Yelena's eyes narrowed. "Who's we?"

"Clint Barton. Killing Dreykov was the final step in my defection to SHIELD."

"Simple as that?" Yelena raised her eyebrows.

"Yeah, sure, simple." Natasha's voice was low, and when she glanced in my direction, she looked away too fast, and was already walking off. "That's what I call imploding a five-story building and then shooting it out with the Hungarian special forces. Took ten days in hiding before we could even get out of Budapest."

There was something unsaid there, I knew it. Something in the hunch in her shoulders, how she avoided both of our eyes. Natasha bore guilt like a hair shirt beneath her mask, and I couldn't even begin to guess what it could be this time that she was hiding.

As if I needed further confirmation of that, Natasha's journey to the kitchen ended with a shot of vodka. Clearly whatever memories this roused, they were not ones she wanted to relive.
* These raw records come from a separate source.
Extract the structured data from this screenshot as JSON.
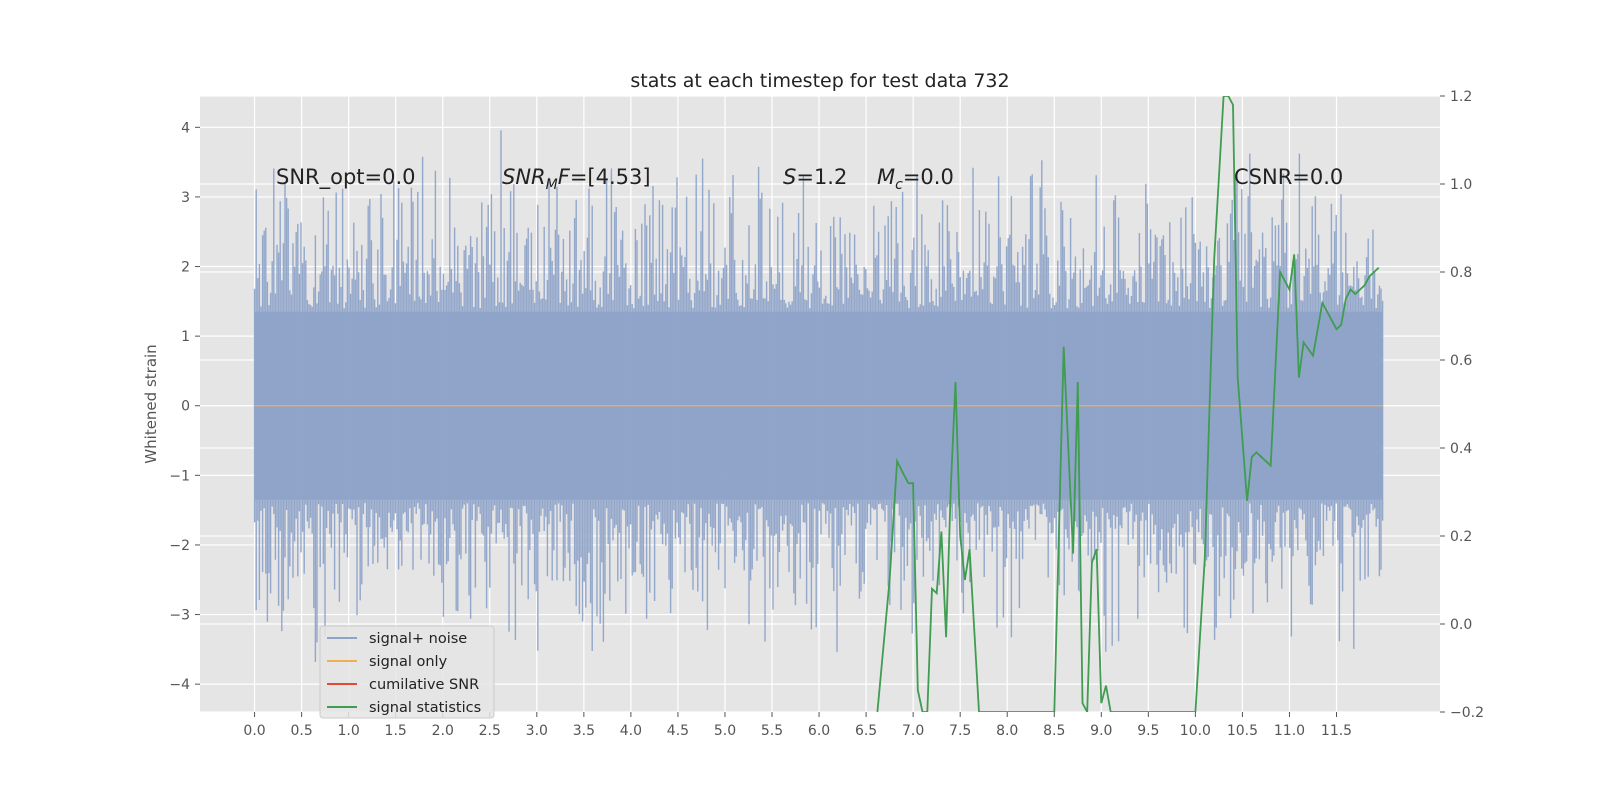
{
  "chart_data": {
    "type": "line",
    "title": "stats at each timestep for test data 732",
    "ylabel": "Whitened strain",
    "xlabel": "",
    "xlim": [
      -0.58,
      12.6
    ],
    "ylim": [
      -4.4,
      4.45
    ],
    "ylim_right": [
      -0.2,
      1.2
    ],
    "grid": true,
    "legend_position": "lower-left",
    "x_ticks": [
      "0.0",
      "0.5",
      "1.0",
      "1.5",
      "2.0",
      "2.5",
      "3.0",
      "3.5",
      "4.0",
      "4.5",
      "5.0",
      "5.5",
      "6.0",
      "6.5",
      "7.0",
      "7.5",
      "8.0",
      "8.5",
      "9.0",
      "9.5",
      "10.0",
      "10.5",
      "11.0",
      "11.5"
    ],
    "y_ticks_left": [
      "4",
      "3",
      "2",
      "1",
      "0",
      "−1",
      "−2",
      "−3",
      "−4"
    ],
    "y_ticks_right": [
      "1.2",
      "1.0",
      "0.8",
      "0.6",
      "0.4",
      "0.2",
      "0.0",
      "−0.2"
    ],
    "annotations": [
      {
        "id": "snr-opt",
        "text": "SNR_opt=0.0"
      },
      {
        "id": "snr-mf-pre",
        "italic": "SNR",
        "sub": "M",
        "mid": "F",
        "text": "=[4.53]"
      },
      {
        "id": "s-val",
        "italic": "S",
        "text": "=1.2"
      },
      {
        "id": "mc-val",
        "italic": "M",
        "sub": "c",
        "text": "=0.0"
      },
      {
        "id": "csnr",
        "text": "CSNR=0.0"
      }
    ],
    "series": [
      {
        "name": "signal+ noise",
        "color": "#8ea3c8",
        "axis": "left",
        "description": "noise band",
        "band_low": -2.0,
        "band_high": 2.0,
        "x_start": 0.0,
        "x_end": 11.99
      },
      {
        "name": "signal only",
        "color": "#f0b050",
        "axis": "left",
        "value": 0.0
      },
      {
        "name": "cumilative SNR",
        "color": "#e24a33",
        "axis": "right",
        "values": []
      },
      {
        "name": "signal statistics",
        "color": "#3f9c50",
        "axis": "right",
        "x": [
          6.62,
          6.75,
          6.83,
          6.9,
          6.95,
          7.0,
          7.05,
          7.1,
          7.15,
          7.2,
          7.25,
          7.3,
          7.35,
          7.4,
          7.45,
          7.5,
          7.55,
          7.6,
          7.7,
          8.5,
          8.6,
          8.7,
          8.75,
          8.8,
          8.85,
          8.9,
          8.95,
          9.0,
          9.05,
          9.1,
          9.5,
          10.0,
          10.1,
          10.2,
          10.3,
          10.35,
          10.4,
          10.45,
          10.55,
          10.6,
          10.65,
          10.7,
          10.75,
          10.8,
          10.9,
          11.0,
          11.05,
          11.1,
          11.15,
          11.25,
          11.35,
          11.45,
          11.5,
          11.55,
          11.6,
          11.65,
          11.7,
          11.75,
          11.8,
          11.85,
          11.9,
          11.95
        ],
        "values": [
          -0.2,
          0.1,
          0.37,
          0.34,
          0.32,
          0.32,
          -0.15,
          -0.2,
          -0.2,
          0.08,
          0.07,
          0.21,
          -0.03,
          0.31,
          0.55,
          0.2,
          0.1,
          0.17,
          -0.2,
          -0.2,
          0.63,
          0.16,
          0.55,
          -0.18,
          -0.2,
          0.14,
          0.17,
          -0.18,
          -0.14,
          -0.2,
          -0.2,
          -0.2,
          0.15,
          0.83,
          1.2,
          1.2,
          1.18,
          0.56,
          0.28,
          0.38,
          0.39,
          0.38,
          0.37,
          0.36,
          0.8,
          0.76,
          0.84,
          0.56,
          0.64,
          0.61,
          0.73,
          0.69,
          0.67,
          0.68,
          0.74,
          0.76,
          0.75,
          0.76,
          0.77,
          0.79,
          0.8,
          0.81
        ]
      }
    ]
  }
}
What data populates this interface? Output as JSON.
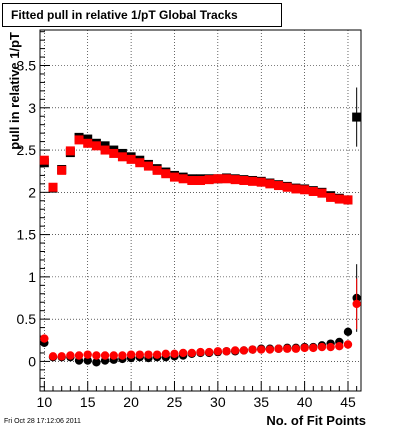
{
  "title": "Fitted pull in relative 1/pT  Global Tracks",
  "datestamp": "Fri Oct 28 17:12:06 2011",
  "colors": {
    "series_black": "#000000",
    "series_red": "#ff0000",
    "grid": "#000000",
    "background": "#ffffff"
  },
  "chart_data": {
    "type": "scatter",
    "title": "Fitted pull in relative 1/pT  Global Tracks",
    "xlabel": "No. of Fit Points",
    "ylabel": "pull in relative 1/pT",
    "xlim": [
      9.5,
      46.5
    ],
    "ylim": [
      -0.35,
      3.92
    ],
    "grid": true,
    "x_ticks": [
      10,
      15,
      20,
      25,
      30,
      35,
      40,
      45
    ],
    "y_ticks": [
      0,
      0.5,
      1,
      1.5,
      2,
      2.5,
      3,
      3.5
    ],
    "x_tick_labels": [
      "10",
      "15",
      "20",
      "25",
      "30",
      "35",
      "40",
      "45"
    ],
    "y_tick_labels": [
      "0",
      "0.5",
      "1",
      "1.5",
      "2",
      "2.5",
      "3",
      "3.5"
    ],
    "x": [
      10,
      11,
      12,
      13,
      14,
      15,
      16,
      17,
      18,
      19,
      20,
      21,
      22,
      23,
      24,
      25,
      26,
      27,
      28,
      29,
      30,
      31,
      32,
      33,
      34,
      35,
      36,
      37,
      38,
      39,
      40,
      41,
      42,
      43,
      44,
      45,
      46
    ],
    "series": [
      {
        "marker": "square",
        "color": "#000000",
        "values": [
          2.35,
          2.05,
          2.27,
          2.47,
          2.65,
          2.63,
          2.58,
          2.55,
          2.5,
          2.46,
          2.42,
          2.38,
          2.33,
          2.28,
          2.24,
          2.2,
          2.18,
          2.16,
          2.16,
          2.16,
          2.16,
          2.17,
          2.16,
          2.15,
          2.14,
          2.13,
          2.11,
          2.09,
          2.07,
          2.05,
          2.04,
          2.02,
          2.0,
          1.96,
          1.93,
          1.91,
          2.89
        ],
        "errors": [
          0.04,
          0.03,
          0.03,
          0.02,
          0.02,
          0.02,
          0.02,
          0.02,
          0.02,
          0.02,
          0.02,
          0.02,
          0.02,
          0.02,
          0.02,
          0.02,
          0.02,
          0.02,
          0.02,
          0.02,
          0.02,
          0.02,
          0.02,
          0.02,
          0.02,
          0.02,
          0.02,
          0.02,
          0.02,
          0.02,
          0.02,
          0.02,
          0.02,
          0.02,
          0.03,
          0.04,
          0.35
        ]
      },
      {
        "marker": "square",
        "color": "#ff0000",
        "values": [
          2.38,
          2.06,
          2.26,
          2.49,
          2.62,
          2.58,
          2.55,
          2.5,
          2.46,
          2.42,
          2.39,
          2.35,
          2.31,
          2.26,
          2.22,
          2.18,
          2.16,
          2.14,
          2.14,
          2.15,
          2.16,
          2.16,
          2.15,
          2.14,
          2.13,
          2.12,
          2.1,
          2.08,
          2.06,
          2.04,
          2.03,
          2.01,
          1.99,
          1.94,
          1.92,
          1.91,
          null
        ],
        "errors": [
          0.04,
          0.03,
          0.03,
          0.02,
          0.02,
          0.02,
          0.02,
          0.02,
          0.02,
          0.02,
          0.02,
          0.02,
          0.02,
          0.02,
          0.02,
          0.02,
          0.02,
          0.02,
          0.02,
          0.02,
          0.02,
          0.02,
          0.02,
          0.02,
          0.02,
          0.02,
          0.02,
          0.02,
          0.02,
          0.02,
          0.02,
          0.02,
          0.02,
          0.02,
          0.03,
          0.04,
          0
        ]
      },
      {
        "marker": "circle",
        "color": "#000000",
        "values": [
          0.22,
          0.05,
          0.05,
          0.05,
          0.01,
          0.01,
          -0.01,
          0.01,
          0.02,
          0.03,
          0.04,
          0.05,
          0.04,
          0.05,
          0.05,
          0.06,
          0.07,
          0.09,
          0.1,
          0.1,
          0.11,
          0.12,
          0.12,
          0.13,
          0.14,
          0.15,
          0.15,
          0.15,
          0.16,
          0.16,
          0.17,
          0.17,
          0.19,
          0.21,
          0.23,
          0.35,
          0.75
        ],
        "errors": [
          0.03,
          0.02,
          0.02,
          0.02,
          0.02,
          0.02,
          0.02,
          0.02,
          0.02,
          0.02,
          0.02,
          0.02,
          0.02,
          0.02,
          0.02,
          0.02,
          0.02,
          0.02,
          0.02,
          0.02,
          0.02,
          0.02,
          0.02,
          0.02,
          0.02,
          0.02,
          0.02,
          0.02,
          0.02,
          0.02,
          0.02,
          0.02,
          0.02,
          0.02,
          0.03,
          0.04,
          0.4
        ]
      },
      {
        "marker": "circle",
        "color": "#ff0000",
        "values": [
          0.27,
          0.06,
          0.06,
          0.07,
          0.07,
          0.08,
          0.07,
          0.07,
          0.07,
          0.07,
          0.08,
          0.08,
          0.08,
          0.08,
          0.09,
          0.09,
          0.1,
          0.1,
          0.11,
          0.11,
          0.12,
          0.12,
          0.13,
          0.13,
          0.14,
          0.14,
          0.14,
          0.15,
          0.15,
          0.15,
          0.16,
          0.16,
          0.17,
          0.17,
          0.18,
          0.2,
          0.68
        ],
        "errors": [
          0.03,
          0.02,
          0.02,
          0.02,
          0.02,
          0.02,
          0.02,
          0.02,
          0.02,
          0.02,
          0.02,
          0.02,
          0.02,
          0.02,
          0.02,
          0.02,
          0.02,
          0.02,
          0.02,
          0.02,
          0.02,
          0.02,
          0.02,
          0.02,
          0.02,
          0.02,
          0.02,
          0.02,
          0.02,
          0.02,
          0.02,
          0.02,
          0.02,
          0.02,
          0.03,
          0.04,
          0.3
        ]
      }
    ]
  }
}
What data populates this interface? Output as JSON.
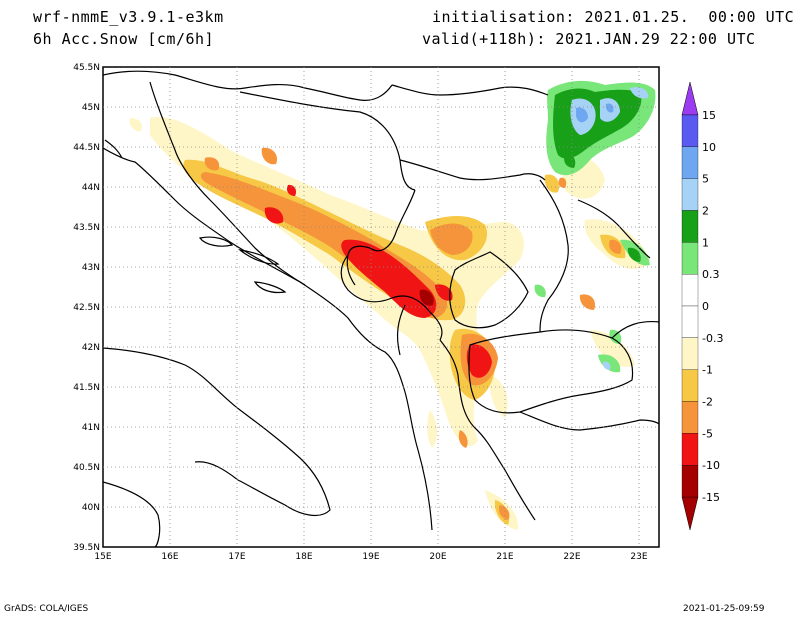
{
  "header": {
    "model": "wrf-nmmE_v3.9.1-e3km",
    "variable": "6h Acc.Snow [cm/6h]",
    "init": "initialisation: 2021.01.25.  00:00 UTC",
    "valid": "valid(+118h): 2021.JAN.29 22:00 UTC"
  },
  "map": {
    "lat_labels": [
      "45.5N",
      "45N",
      "44.5N",
      "44N",
      "43.5N",
      "43N",
      "42.5N",
      "42N",
      "41.5N",
      "41N",
      "40.5N",
      "40N",
      "39.5N"
    ],
    "lon_labels": [
      "15E",
      "16E",
      "17E",
      "18E",
      "19E",
      "20E",
      "21E",
      "22E",
      "23E"
    ]
  },
  "colorbar": {
    "labels": [
      "15",
      "10",
      "5",
      "2",
      "1",
      "0.3",
      "0",
      "-0.3",
      "-1",
      "-2",
      "-5",
      "-10",
      "-15"
    ],
    "colors": [
      "#9b3cf0",
      "#5a5af0",
      "#6ea6f0",
      "#a6d2f6",
      "#18a018",
      "#78e678",
      "#ffffff",
      "#ffffff",
      "#fff6c8",
      "#f6c846",
      "#f6943c",
      "#f01414",
      "#a50000"
    ]
  },
  "footer": {
    "left": "GrADS: COLA/IGES",
    "right": "2021-01-25-09:59"
  }
}
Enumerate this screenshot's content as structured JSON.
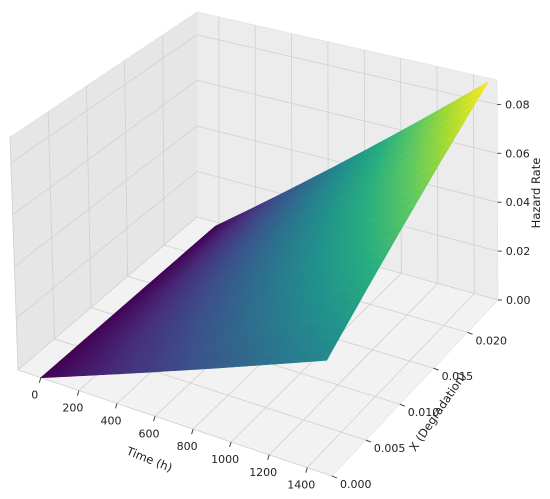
{
  "chart_data": {
    "type": "surface3d",
    "title": "",
    "xlabel": "Time (h)",
    "ylabel": "X (Degradation)",
    "zlabel": "Hazard Rate",
    "xlim": [
      -120,
      1530
    ],
    "ylim": [
      0,
      0.0245
    ],
    "zlim": [
      0,
      0.09
    ],
    "x_ticks": [
      0,
      200,
      400,
      600,
      800,
      1000,
      1200,
      1400
    ],
    "y_ticks": [
      0.0,
      0.005,
      0.01,
      0.015,
      0.02
    ],
    "z_ticks": [
      0.0,
      0.02,
      0.04,
      0.06,
      0.08
    ],
    "x_tick_labels": [
      "0",
      "200",
      "400",
      "600",
      "800",
      "1000",
      "1200",
      "1400"
    ],
    "y_tick_labels": [
      "0.000",
      "0.005",
      "0.010",
      "0.015",
      "0.020"
    ],
    "z_tick_labels": [
      "0.00",
      "0.02",
      "0.04",
      "0.06",
      "0.08"
    ],
    "colormap": "viridis",
    "colormap_stops": [
      "#440154",
      "#472d7b",
      "#3b528b",
      "#2c728e",
      "#21918c",
      "#28ae80",
      "#5ec962",
      "#addc30",
      "#fde725"
    ],
    "grid": true,
    "pane_color": "#f2f2f2",
    "surface": {
      "x": [
        0,
        1500
      ],
      "y": [
        0,
        0.024
      ],
      "z_corners": {
        "x0_y0": 0.0,
        "x0_y1": 0.0,
        "x1_y0": 0.042,
        "x1_y1": 0.09
      }
    }
  }
}
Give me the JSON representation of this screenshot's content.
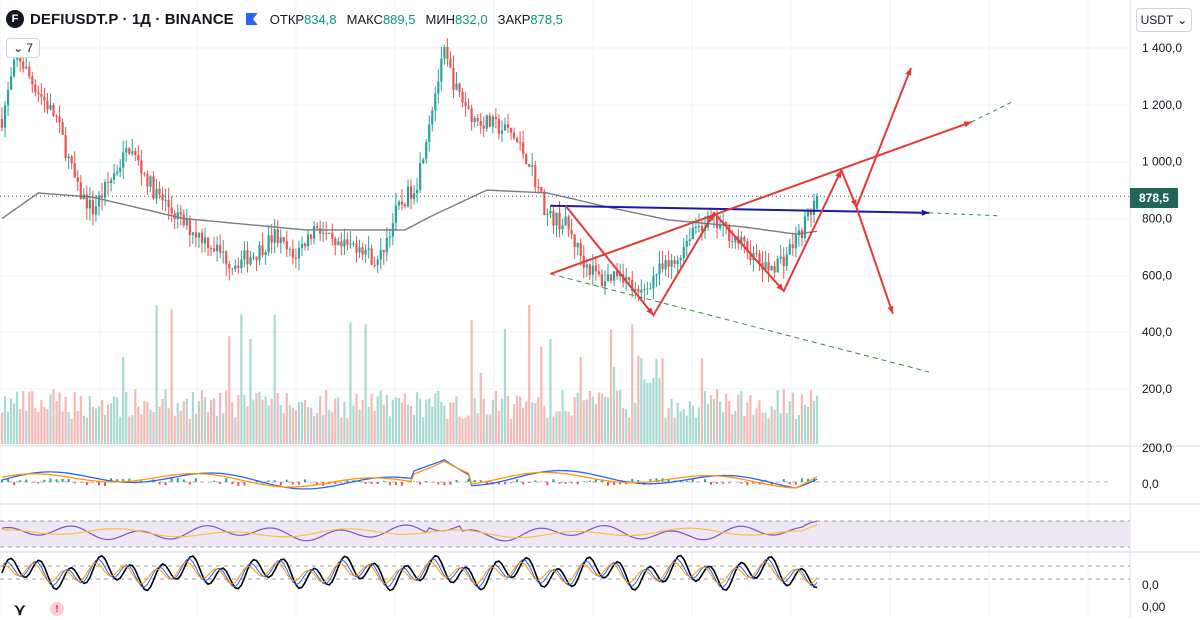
{
  "header": {
    "symbol": "DEFIUSDT.P · 1Д · BINANCE",
    "open_label": "ОТКР",
    "open_value": "834,8",
    "high_label": "МАКС",
    "high_value": "889,5",
    "low_label": "МИН",
    "low_value": "832,0",
    "close_label": "ЗАКР",
    "close_value": "878,5",
    "indicator_button": "7",
    "logo_glyph": "F"
  },
  "currency_button": "USDT",
  "price_label": "878,5",
  "colors": {
    "up": "#26a69a",
    "down": "#ef5350",
    "ma": "#787b86",
    "drawing": "#e53935",
    "neckline": "#1a1aa8",
    "dashed": "#3c8c3c",
    "price_line": "#22665a"
  },
  "chart_data": {
    "type": "candlestick",
    "timeframe": "1Д",
    "y_axis_ticks": [
      "1 400,0",
      "1 200,0",
      "1 000,0",
      "800,0",
      "600,0",
      "400,0",
      "200,0"
    ],
    "y_axis_range": [
      200,
      1450
    ],
    "last_price": 878.5,
    "ohlc_last": {
      "open": 834.8,
      "high": 889.5,
      "low": 832.0,
      "close": 878.5
    },
    "price_swings": [
      {
        "t": 0,
        "p": 1150
      },
      {
        "t": 5,
        "p": 1380
      },
      {
        "t": 10,
        "p": 1280
      },
      {
        "t": 18,
        "p": 1150
      },
      {
        "t": 25,
        "p": 900
      },
      {
        "t": 30,
        "p": 830
      },
      {
        "t": 42,
        "p": 1050
      },
      {
        "t": 50,
        "p": 900
      },
      {
        "t": 60,
        "p": 780
      },
      {
        "t": 68,
        "p": 720
      },
      {
        "t": 76,
        "p": 640
      },
      {
        "t": 84,
        "p": 680
      },
      {
        "t": 90,
        "p": 740
      },
      {
        "t": 96,
        "p": 660
      },
      {
        "t": 104,
        "p": 780
      },
      {
        "t": 110,
        "p": 690
      },
      {
        "t": 118,
        "p": 710
      },
      {
        "t": 124,
        "p": 640
      },
      {
        "t": 130,
        "p": 820
      },
      {
        "t": 137,
        "p": 930
      },
      {
        "t": 142,
        "p": 1200
      },
      {
        "t": 146,
        "p": 1380
      },
      {
        "t": 150,
        "p": 1250
      },
      {
        "t": 156,
        "p": 1150
      },
      {
        "t": 162,
        "p": 1130
      },
      {
        "t": 168,
        "p": 1100
      },
      {
        "t": 174,
        "p": 1000
      },
      {
        "t": 180,
        "p": 810
      },
      {
        "t": 186,
        "p": 780
      },
      {
        "t": 192,
        "p": 650
      },
      {
        "t": 198,
        "p": 580
      },
      {
        "t": 204,
        "p": 620
      },
      {
        "t": 210,
        "p": 520
      },
      {
        "t": 216,
        "p": 610
      },
      {
        "t": 222,
        "p": 640
      },
      {
        "t": 228,
        "p": 770
      },
      {
        "t": 234,
        "p": 790
      },
      {
        "t": 240,
        "p": 750
      },
      {
        "t": 246,
        "p": 690
      },
      {
        "t": 252,
        "p": 620
      },
      {
        "t": 258,
        "p": 660
      },
      {
        "t": 264,
        "p": 760
      },
      {
        "t": 269,
        "p": 878.5
      }
    ],
    "moving_average": [
      {
        "t": 0,
        "p": 800
      },
      {
        "t": 12,
        "p": 890
      },
      {
        "t": 30,
        "p": 875
      },
      {
        "t": 60,
        "p": 800
      },
      {
        "t": 100,
        "p": 760
      },
      {
        "t": 133,
        "p": 760
      },
      {
        "t": 142,
        "p": 810
      },
      {
        "t": 160,
        "p": 900
      },
      {
        "t": 180,
        "p": 890
      },
      {
        "t": 200,
        "p": 840
      },
      {
        "t": 220,
        "p": 795
      },
      {
        "t": 245,
        "p": 770
      },
      {
        "t": 262,
        "p": 745
      },
      {
        "t": 269,
        "p": 755
      }
    ],
    "drawings": [
      {
        "kind": "neckline",
        "color": "blue",
        "from": {
          "t": 181,
          "p": 845
        },
        "to": {
          "t": 306,
          "p": 820
        }
      },
      {
        "kind": "support-dashed",
        "from": {
          "t": 181,
          "p": 605
        },
        "to": {
          "t": 306,
          "p": 260
        }
      },
      {
        "kind": "trendline",
        "from": {
          "t": 181,
          "p": 605
        },
        "to": {
          "t": 320,
          "p": 1140
        }
      },
      {
        "kind": "zigzag",
        "points": [
          {
            "t": 186,
            "p": 845
          },
          {
            "t": 215,
            "p": 460
          },
          {
            "t": 235,
            "p": 820
          },
          {
            "t": 258,
            "p": 545
          },
          {
            "t": 277,
            "p": 970
          },
          {
            "t": 282,
            "p": 840
          },
          {
            "t": 300,
            "p": 1330
          }
        ]
      },
      {
        "kind": "arrow-down",
        "from": {
          "t": 282,
          "p": 840
        },
        "to": {
          "t": 294,
          "p": 465
        }
      }
    ],
    "indicators": [
      "Volume",
      "MACD",
      "RSI",
      "Stochastic"
    ],
    "indicator_ticks": [
      "200,0",
      "0,0",
      "0,0",
      "0,00"
    ]
  }
}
Still Yelena dogged her, expression intense, questions unrelenting. "And did you check the body? Confirm the kill?"

Natasha's voice was hoarse after the vodka. "There was no body left to check."

Yelena planted her hand on the table, refusing to look away from her. "You're forgetting the children."

"Children?" I asked, alarmed. From the way Yelena said it, it implied kids were hurt. And if there was one thing I knew for sure about Clint Barton, at least, he wouldn't have done that. Natasha, though… "Clint hurt kids?"

Natasha, uncharacteristically overwhelmed and frazzled by this topic, scrambled for words. "I — no, it wasn't like that —"

"You know an Avenger?" Yelena asked, speaking over Natasha and throwing me a curious look.

"Uh, well, no —" I began, not really wanting to change the subject like that.

"This isn't about Barton," Natasha said quickly, before Yelena could divert back to me again. Still, her hand shook slightly as she planted the glass back onto the counter. "It wasn't his idea."

If I had been paying attention, if I hadn't been caught up in this little family drama, I might've been more concerned about our surroundings. This never would've happened if Dad were here — I would've been focused, I would've heard the faint footsteps from above, where no sound had emitted earlier.

I would've been ready when I heard the faint beeping, so soft that neither of the widows would've ever heard it.

I wouldn't have waited until the last moment before grabbing Natasha's arm and dragging her out of the kitchen.

Right before the dining room ceiling exploded.